A realistic look at London’s housing situation
Waiting lists for social housing in London are very oversubscribed. The current situation is made worse by the chronic housing shortage in London. Other housing associations and councils are in the same situation as demand for rented housing far outstrips supply in London.
…First the bad news
Many tenants believe that their landlord is under a legal obligation to ensure that they are housed in accommodation that is adequate and suitable for their needs.
This is not the case.
- A social landlord is required to ensure that an offer of accommodation is in line with its policy and housing law at the beginning of the tenancy.
- It has no legal obligation to accept responsibility for future changes in the make-up of the household.
- If you read your tenancy agreement, you will see that it gives a ‘permitted’ number. This is the maximum number of persons that can occupy the premises without it being ‘statutorily overcrowded’. The onus is on the tenant not to overcrowd the property, not on the landlord to find larger accommodation.
…However, the good news is
As social landlords we will try to meet any reasonable requests for transfers from our tenants and we would not normally consider taking action against a tenant that was unavoidably overcrowding their accommodation.
We have tried to make our transfer system as simple and transparent as possible. We operate a (first come first served) ‘Date of Entry Waiting List’; this means your place on the waiting list is determined by the date that you joined the list. This is the only criteria used and you cannot be overtaken by anyone else that applies for transfer after you (unless they have been made and emergency management priority transfer case.
You can apply for as many IDS areas (estates/schemes) that have appropriately sized accommodation as you are eligible for. The more areas you are prepared to consider the quicker you will get to the top of the waiting list and be able to bid.
All IDS tenants are eligible to apply for transfer. Any tenant can apply for transfer within their size eligibility. You do not have to have any health needs to be eligible. However, no offers will be made to tenants with rent arrears or those responsible for causing anti-social behaviour (nuisance) issues.
The chart below shows what size property you are eligible to apply for. You are eligible to apply for the size(s) of property indicated in the chart below:
Accommodation Unit Size Range
Bedsit – one bedroom, two person unit
One Bed, two person unit * #
One adult, or adult couple with one child, or two adults not in a relationship, i.e. siblings.
Two bedroom, three person unit. On estates where there are no three person units, this household size will qualify for a two bedroom, four person unit.

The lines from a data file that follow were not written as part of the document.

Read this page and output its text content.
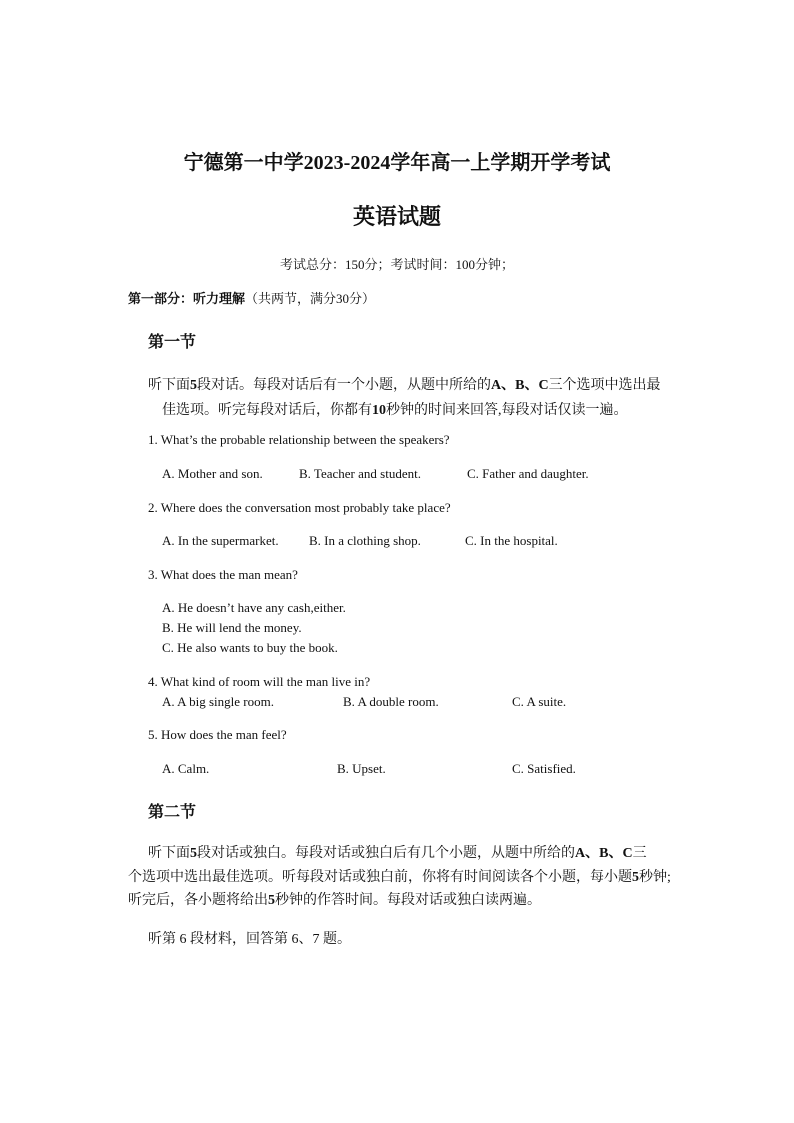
宁德第一中学2023-2024学年高一上学期开学考试
英语试题
考试总分：150分；考试时间：100分钟；
第一部分：听力理解（共两节，满分30分）
第一节
听下面5段对话。每段对话后有一个小题，从题中所给的A、B、C三个选项中选出最
佳选项。听完每段对话后，你都有10秒钟的时间来回答,每段对话仅读一遍。
1. What’s the probable relationship between the speakers?
A. Mother and son.	B. Teacher and student.	C. Father and daughter.
2. Where does the conversation most probably take place?
A. In the supermarket. B. In a clothing shop.	C. In the hospital.
3. What does the man mean?
A. He doesn’t have any cash,either.
B. He will lend the money.
C. He also wants to buy the book.
4. What kind of room will the man live in?
A. A big single room.	B. A double room.	C. A suite.
5. How does the man feel?
A. Calm.	B. Upset.	C. Satisfied.
第二节
听下面5段对话或独白。每段对话或独白后有几个小题，从题中所给的A、B、C三
个选项中选出最佳选项。听每段对话或独白前，你将有时间阅读各个小题，每小题5秒钟;
听完后，各小题将给出5秒钟的作答时间。每段对话或独白读两遍。
听第 6 段材料，回答第 6、7 题。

One adult, or adult couple with two children of the same sex
Two bedroom, four person unit
One adult, or adult couple with 2 children of opposite sexes both under the age of five years
Two bedroom four person unit – three bedroom, five person unit
One adult, or adult couple, with 2 children of opposite sexes with either over the age of five years
Three bedroom four person unit – three bedroom five person unit.
One adult, or adult couple, with three children
Three bedroom five person unit – three bedroom six person unit
One adult, or adult couple, with two male
children & two female children
Three bedroom, six person unit
The same principles listed above will be applied for larger properties
* A couple can be considered for a two bedroom, three-person unit when evidence is given supporting this need on medical grounds.
** In the case of 2 children of the same sex but significantly differing ages, (i.e. a baby and a teenage child), or two adult children (18 years +) IDS will consider the family for a smaller three bedroom unit.
# This may be relaxed to allow a couple a two bedroom property on the 3rd/4th floor at Evelyn Court if no applicant more suitable can be identified.
IDS will only take account of ‘authorised’ household occupants’ when evaluating size eligibility. These are:
- Persons listed as occupants at the commencement of your tenancy
- A partner of the tenant
- Children born to the tenant during the tenancy
- Persons you have requested IDS to consider as a permanent part of your household and IDS have agreed in writing to recognise as such.
IDS owns around a thousand general needs properties and 200 sheltered flats for people over the age of sixty.
We expect to let about 100 flats a year and of these normally around 20% will be allocated to transfer applicants.
Unfortunately, quick transfers are very rare and you should expect a considerable wait before you receive an opportunity to bid for properties.